MB: As I discuss in the book, historians have debated the meaning and definition of fascism for quite a long time. There has been no consensus and there doesn't appear to be one in the near future. Fascists historically have adopted and discarded ideas perhaps more readily than any other political tendency.

They haven't had a commitment to ideological consistency in the same way that other groups have. In that sense, I think that what the historian Robert Paxton said is appropriate: The only thing that really unites fascists across different times and places is a shared desire for the survival and domination of the favored group, whether that be a nation or a race, in a kind of imagined, social Darwinian struggle.

Everything else can come and go, whether ideas about the working class or the position of women in society.
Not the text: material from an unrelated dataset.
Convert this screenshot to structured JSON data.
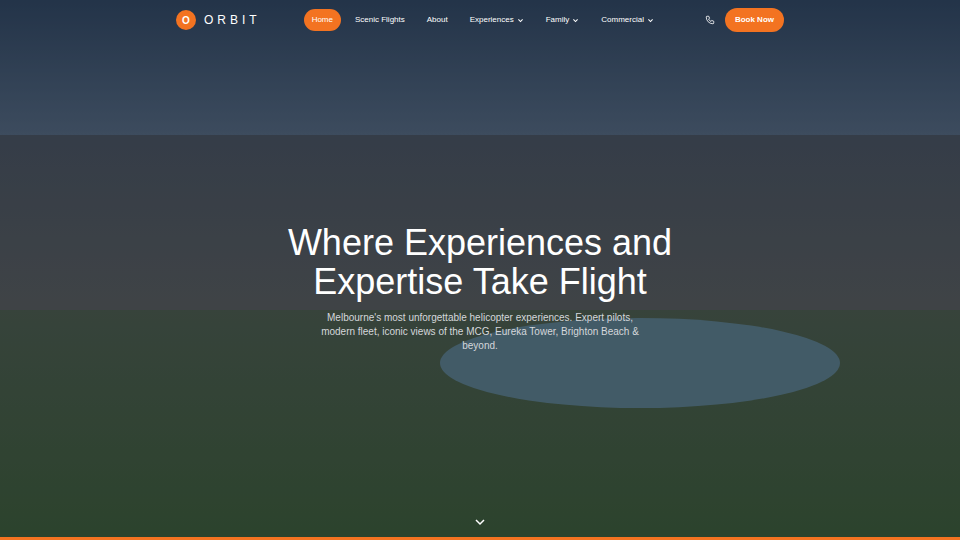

That being said, though, there are some commonalities around ultra-nationalism: masculinity.

Fascists often present themselves as a third alternative between capitalism and Marxism - both of which were blamed for being "Jewish" from the Nazi perspective. You could say fascism’s goal is class collaboration. There is an imagined return to internal values of nationalism, in terms of a racial identity and gender norms. Fascism is a kind of selective rejection of modernity.

That is, fascism is a modern rejection of modernity. It's really a paradox at its core. After World War II, fascists expanded even more widely the range of ideas and positions they put forward. With the process of decolonization in Africa and Asia, fascism adopted elements of the language of national liberation struggles. They argue that white people or Europeans also need a struggle of "national liberation."